Sure, we can go to a wine tasting and act fancy as we mull over how a certain Zinfandel complements a creamy sheep’s milk cheese from France and differs from the floral essence of a semi-dry German Riesling. But that’s not how many of us define a rockin’ Friday night. Still, wouldn’t it be nice if a boozy night out could go hand-in-hand with an informed discussion about history, literature, and science? Three new books on wine, cocktails, and beer provide us with this opportunity. (Just try not to gloat when you kill it at pub trivia.)
The Curious World of Wine: Facts, Legends, and Lore About the Drink We Love So Much
By Richard Vine, Ph.D.
There are plenty of books out there that speak to flavors, boldness, food pairings, and rankings. Vine’s book, however, is a collection of historical facts and legends that provides the perfect combination of trivia and gossip. Did you know that toasting was originally done to exchange a splash of wine into each other’s cup to ensure that neither party was being poisoned? Or that John Hancock was a wine smuggler, and Thomas Jefferson was so obsessed with wine that he nearly went bankrupt trying to produce it? Oh those wild and crazy founding fathers! You’ll also learn the history behind those drinking terms we all use but have no idea what they mean such as “off the wagon” and “three sheets to the wind.”
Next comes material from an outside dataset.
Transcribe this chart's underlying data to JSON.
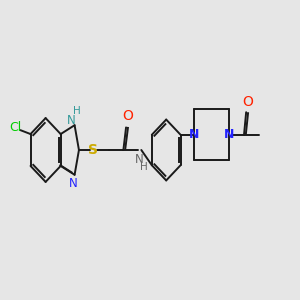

To Have and Have Another: A Hemingway Cocktail Companion
By Philip Greene
Ernest Hemingway is one of everyone’s favorite legendary drunks. Despite his alcoholism, he managed to live a life many envy — traveling the world, writing great books, and partying it up with the likes of the Fitzgeralds and Spencer Tracy. Philip Greene, founder of the Museum of the American Cocktail and a cocktail historian (who even knew there was such a thing?), couples the recipes of Hemingway’s favorite drinks with discussions of the books in which they appear and the Hemingway legends behind them. There are more than 50 cocktails in To Have with a related Hemingway story. All are a lot more interesting and impressive than your “legendary night” of tequila shots and beer pong you keep telling dates about.
The Naked Brewer: Fearless Homebrewing Tips, Tricks & Rule-Breaking Recipes
By Christina Perozzi and Hallie Beaune
Gone are the days when your only choices for beer at a bar are Bud Light, Coors, and Corona. Practically any watering hole you walk into has at least a few craft-beer options. In case you missed it, craft beer is way hip. If you’ve already spent hours discussing with your friends the pros and cons of ale versus lager, then it’s time for you to step it up and fully embrace your inner hipster — start brewing your own! Perozzi and Beaune are here to teach you how to successfully create a stout to rival Guinness or a hefeweizen that surpasses Hoegaarden. The authors tell you exactly where to buy the equipment, what all those complicated brewing words mean, and comparable beers on the market so you can make sure your concoction tastes good. The recipes are even divided by month so you can impress guests with your thoughtful pairing of Cranberry Belgian Ale with Thanksgiving dinner.